Crista shrugged. The owner was friends with Dawg, she knew that, she knew how it happened.

Turning from the register, she tucked the check in her purse and made her way across the floor.

There were few customers at this time of the morning. Some coffee drinkers, an early rising tourist, and Johnny Grace, her next-door neighbor and Dawg’s cousin. Though Dawg admitted to the relationship only when he was forced.

He sat at the back table, a heavy frown on his brow as she moved toward him.

“Crista.” He stopped her before she could make it to the door. “Is everything okay?”

“Fine.” She gave him a stiff smile. “Cutbacks, I guess.”

She liked Johnny. He ran a bakery from his house beside hers and often brought her over fresh bread and sweets on baking days, free of charge, just because, he said, they were neighbors.

His gaze flicked to the manager, the frown still darkening his amazingly clear, soft brow. Dark blond curls framed his face, giving him an almost feminine appearance.

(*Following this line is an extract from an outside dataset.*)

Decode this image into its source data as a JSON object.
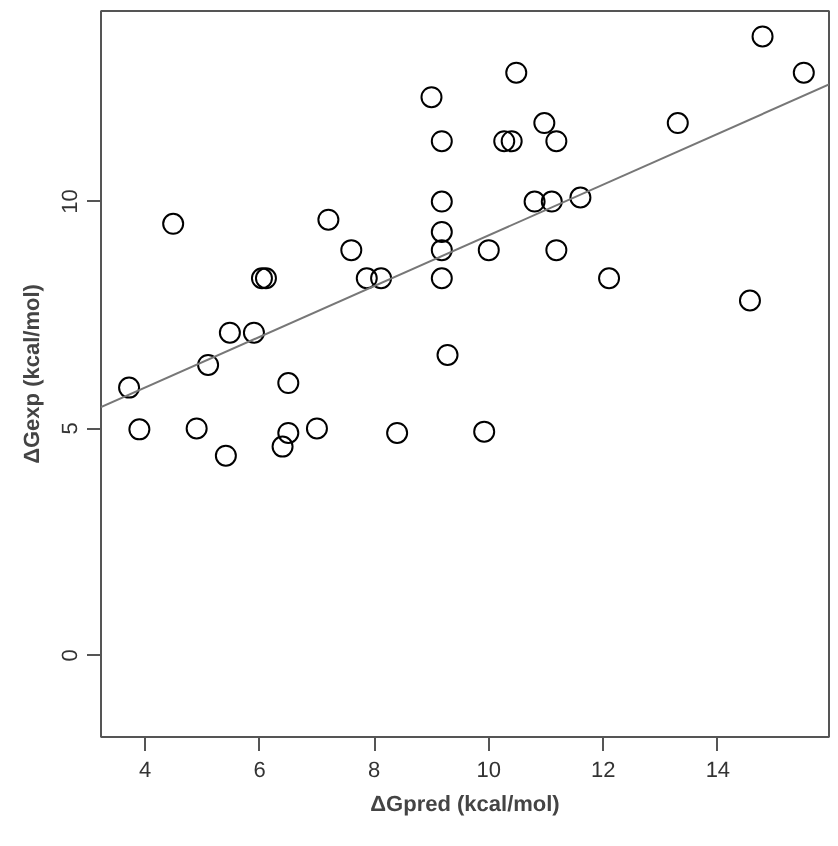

“Is there anything I can do?”

Anything he could do? She had a feeling there wasn’t a damned thing anyone could do. She shook her head, forcing a stiff smile to her face.

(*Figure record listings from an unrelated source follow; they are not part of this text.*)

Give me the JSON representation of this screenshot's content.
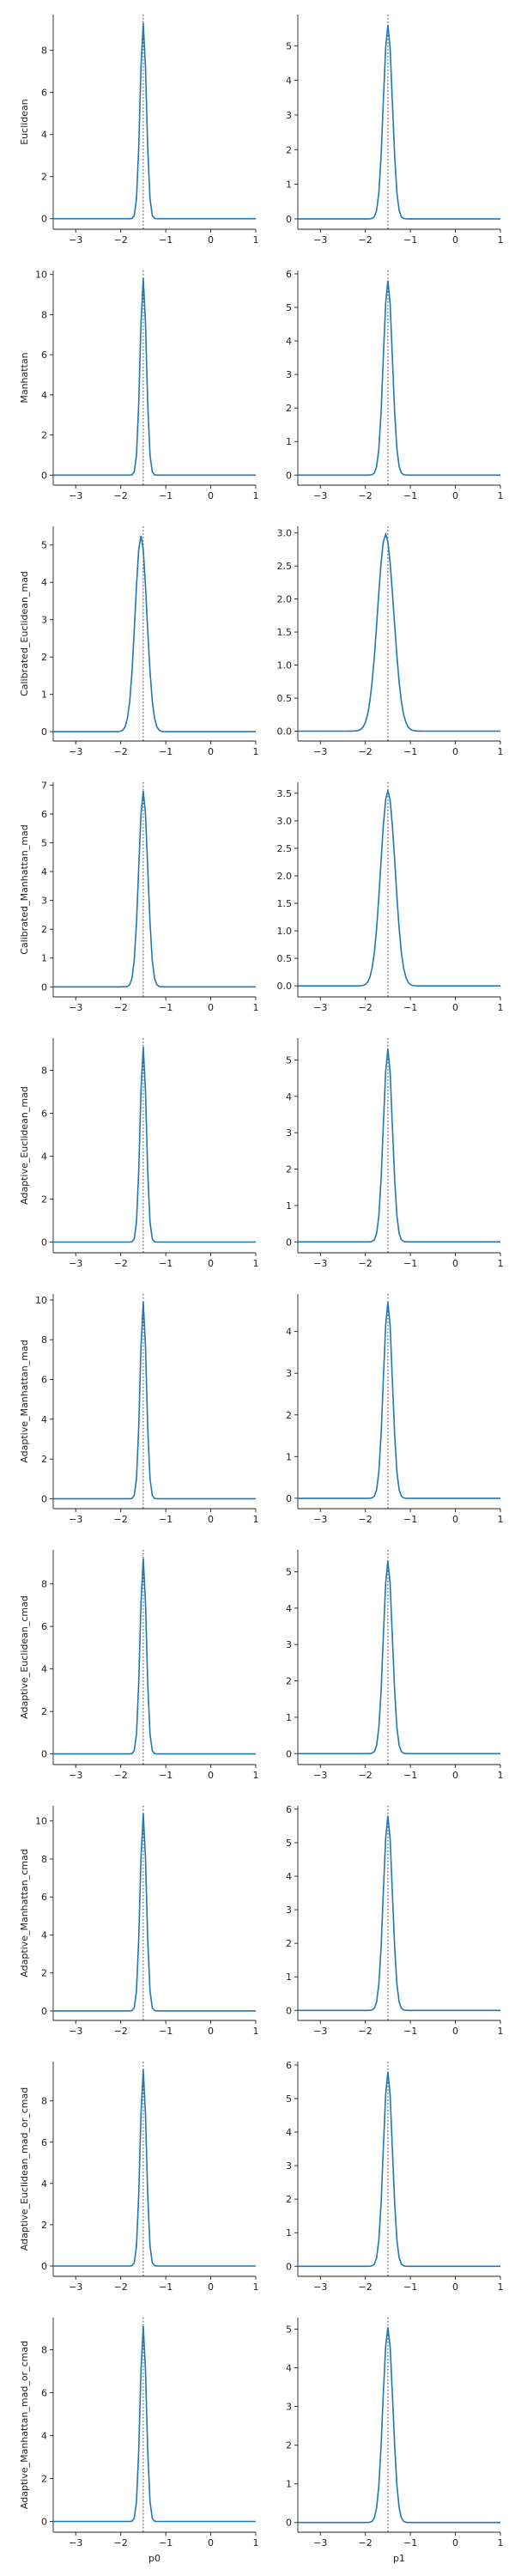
{
  "chart_data": {
    "type": "line",
    "layout": "grid",
    "rows": 10,
    "cols": 2,
    "column_xlabels": [
      "p0",
      "p1"
    ],
    "row_ylabels": [
      "Euclidean",
      "Manhattan",
      "Calibrated_Euclidean_mad",
      "Calibrated_Manhattan_mad",
      "Adaptive_Euclidean_mad",
      "Adaptive_Manhattan_mad",
      "Adaptive_Euclidean_cmad",
      "Adaptive_Manhattan_cmad",
      "Adaptive_Euclidean_mad_or_cmad",
      "Adaptive_Manhattan_mad_or_cmad"
    ],
    "xlim": [
      -3.5,
      1.0
    ],
    "xticks": [
      -3,
      -2,
      -1,
      0,
      1
    ],
    "reference_line_x": -1.5,
    "reference_line_style": "dotted",
    "line_color": "#1f77b4",
    "grid": false,
    "panels": [
      {
        "row": 0,
        "col": 0,
        "ylim": [
          -0.5,
          9.7
        ],
        "yticks": [
          0,
          2,
          4,
          6,
          8
        ],
        "peak_x": -1.5,
        "peak_y": 9.3,
        "width": 0.07
      },
      {
        "row": 0,
        "col": 1,
        "ylim": [
          -0.3,
          5.9
        ],
        "yticks": [
          0,
          1,
          2,
          3,
          4,
          5
        ],
        "peak_x": -1.5,
        "peak_y": 5.6,
        "width": 0.1
      },
      {
        "row": 1,
        "col": 0,
        "ylim": [
          -0.5,
          10.2
        ],
        "yticks": [
          0,
          2,
          4,
          6,
          8,
          10
        ],
        "peak_x": -1.5,
        "peak_y": 9.8,
        "width": 0.07
      },
      {
        "row": 1,
        "col": 1,
        "ylim": [
          -0.3,
          6.1
        ],
        "yticks": [
          0,
          1,
          2,
          3,
          4,
          5,
          6
        ],
        "peak_x": -1.5,
        "peak_y": 5.8,
        "width": 0.1
      },
      {
        "row": 2,
        "col": 0,
        "ylim": [
          -0.25,
          5.5
        ],
        "yticks": [
          0,
          1,
          2,
          3,
          4,
          5
        ],
        "peak_x": -1.55,
        "peak_y": 5.25,
        "width": 0.13
      },
      {
        "row": 2,
        "col": 1,
        "ylim": [
          -0.15,
          3.1
        ],
        "yticks": [
          0.0,
          0.5,
          1.0,
          1.5,
          2.0,
          2.5,
          3.0
        ],
        "peak_x": -1.55,
        "peak_y": 2.98,
        "width": 0.18
      },
      {
        "row": 3,
        "col": 0,
        "ylim": [
          -0.35,
          7.1
        ],
        "yticks": [
          0,
          1,
          2,
          3,
          4,
          5,
          6,
          7
        ],
        "peak_x": -1.5,
        "peak_y": 6.8,
        "width": 0.1
      },
      {
        "row": 3,
        "col": 1,
        "ylim": [
          -0.2,
          3.7
        ],
        "yticks": [
          0.0,
          0.5,
          1.0,
          1.5,
          2.0,
          2.5,
          3.0,
          3.5
        ],
        "peak_x": -1.5,
        "peak_y": 3.55,
        "width": 0.16
      },
      {
        "row": 4,
        "col": 0,
        "ylim": [
          -0.5,
          9.5
        ],
        "yticks": [
          0,
          2,
          4,
          6,
          8
        ],
        "peak_x": -1.5,
        "peak_y": 9.1,
        "width": 0.07
      },
      {
        "row": 4,
        "col": 1,
        "ylim": [
          -0.3,
          5.6
        ],
        "yticks": [
          0,
          1,
          2,
          3,
          4,
          5
        ],
        "peak_x": -1.5,
        "peak_y": 5.3,
        "width": 0.1
      },
      {
        "row": 5,
        "col": 0,
        "ylim": [
          -0.5,
          10.3
        ],
        "yticks": [
          0,
          2,
          4,
          6,
          8,
          10
        ],
        "peak_x": -1.5,
        "peak_y": 9.9,
        "width": 0.07
      },
      {
        "row": 5,
        "col": 1,
        "ylim": [
          -0.25,
          4.9
        ],
        "yticks": [
          0,
          1,
          2,
          3,
          4
        ],
        "peak_x": -1.5,
        "peak_y": 4.7,
        "width": 0.1
      },
      {
        "row": 6,
        "col": 0,
        "ylim": [
          -0.5,
          9.6
        ],
        "yticks": [
          0,
          2,
          4,
          6,
          8
        ],
        "peak_x": -1.5,
        "peak_y": 9.2,
        "width": 0.07
      },
      {
        "row": 6,
        "col": 1,
        "ylim": [
          -0.3,
          5.6
        ],
        "yticks": [
          0,
          1,
          2,
          3,
          4,
          5
        ],
        "peak_x": -1.5,
        "peak_y": 5.3,
        "width": 0.1
      },
      {
        "row": 7,
        "col": 0,
        "ylim": [
          -0.5,
          10.8
        ],
        "yticks": [
          0,
          2,
          4,
          6,
          8,
          10
        ],
        "peak_x": -1.5,
        "peak_y": 10.4,
        "width": 0.07
      },
      {
        "row": 7,
        "col": 1,
        "ylim": [
          -0.3,
          6.1
        ],
        "yticks": [
          0,
          1,
          2,
          3,
          4,
          5,
          6
        ],
        "peak_x": -1.5,
        "peak_y": 5.8,
        "width": 0.1
      },
      {
        "row": 8,
        "col": 0,
        "ylim": [
          -0.5,
          9.9
        ],
        "yticks": [
          0,
          2,
          4,
          6,
          8
        ],
        "peak_x": -1.5,
        "peak_y": 9.5,
        "width": 0.07
      },
      {
        "row": 8,
        "col": 1,
        "ylim": [
          -0.3,
          6.1
        ],
        "yticks": [
          0,
          1,
          2,
          3,
          4,
          5,
          6
        ],
        "peak_x": -1.5,
        "peak_y": 5.8,
        "width": 0.1
      },
      {
        "row": 9,
        "col": 0,
        "ylim": [
          -0.5,
          9.5
        ],
        "yticks": [
          0,
          2,
          4,
          6,
          8
        ],
        "peak_x": -1.5,
        "peak_y": 9.1,
        "width": 0.07
      },
      {
        "row": 9,
        "col": 1,
        "ylim": [
          -0.25,
          5.3
        ],
        "yticks": [
          0,
          1,
          2,
          3,
          4,
          5
        ],
        "peak_x": -1.5,
        "peak_y": 5.05,
        "width": 0.11
      }
    ]
  }
}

“I’ll be fine, Johnny. I have to go now, though. I’ll catch you later.”

Johnny was a good neighbor, but not a confidant. Right now, she couldn’t handle discussing this with anyone.

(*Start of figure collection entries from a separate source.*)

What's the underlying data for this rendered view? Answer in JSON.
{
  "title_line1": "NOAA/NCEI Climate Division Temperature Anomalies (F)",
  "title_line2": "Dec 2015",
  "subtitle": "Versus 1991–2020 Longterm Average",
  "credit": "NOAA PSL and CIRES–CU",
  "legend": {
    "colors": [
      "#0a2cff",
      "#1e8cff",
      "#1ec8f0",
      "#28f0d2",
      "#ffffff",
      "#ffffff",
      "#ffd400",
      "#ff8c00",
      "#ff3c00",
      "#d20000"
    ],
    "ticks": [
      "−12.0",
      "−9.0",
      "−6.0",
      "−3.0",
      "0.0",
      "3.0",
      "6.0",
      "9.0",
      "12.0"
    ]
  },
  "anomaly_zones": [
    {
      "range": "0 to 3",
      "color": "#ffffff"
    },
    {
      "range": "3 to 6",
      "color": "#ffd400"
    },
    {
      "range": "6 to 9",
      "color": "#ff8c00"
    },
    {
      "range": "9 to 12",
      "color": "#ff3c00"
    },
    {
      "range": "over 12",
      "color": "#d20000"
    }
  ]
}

Her hand tightened on her purse as she stepped from the diner, her gaze swinging unerringly to the big black pickup across the street.

How the hell had she known he would be there? What instinct possessed her that she could feel him watching her, wanting her?

He was a dark shadow behind the tinted windows, until the passenger side window rolled smoothly down, revealing his unsmiling countenance and the dark glasses shielding his eyes.

His overlong black hair was tied back at the nape of his neck, revealing the strong line of his jaw and the arrogance that permeated his expression.

His hand lifted from where his long arm was stretched along the backseat, and his fingers beckoned her to him with regal confidence that she would come. Like a damned pet.

Her eyes narrowed on him as she turned and stalked down the sidewalk to the side of the diner where her Rodeo was parked. She had packed a suitcase that morning before heading to the job she didn’t have anymore. She had actually given Dawg the benefit of the doubt that he would at least trust her to work while he was playing the high-and-mighty blackmailer from hell.

But could he do that? Hell no. He had to have it all.

She jerked her keys from her purse as she heard the powerful motor moving behind her. She threw a glare over her shoulder before striding furiously across the parking lot.

She had bills to pay, a college loan to honor, not that she was using the damned degree at present, but there was always the potential of getting a decent job. Now she was going to go job hunting again and pray there was someone willing to laugh in his face when he ordered her fired.

God, he hadn’t changed. In eight years, most people managed to mature a little bit, but Dawg was still Dawg. Just a little darker, a little more dangerous, but still determined to have everything his own way.

“I don’t think so.” His big hand shackled her wrist as she moved to shove the key into the lock of the Rodeo.

Crista stood still, freezing as anger threatened to overwhelm her.

“I can’t believe you.” She tried to jerk her arm back, then stared at his fingers as he refused to release her.

They were shackled on her wrist like irons, snug enough to hold her in place, to remind her that he was bigger, stronger, harder than she was.

“What can’t you believe about me?” he asked, drawing her along with him to the truck where it sat, driver’s side door still standing open, a few feet behind him.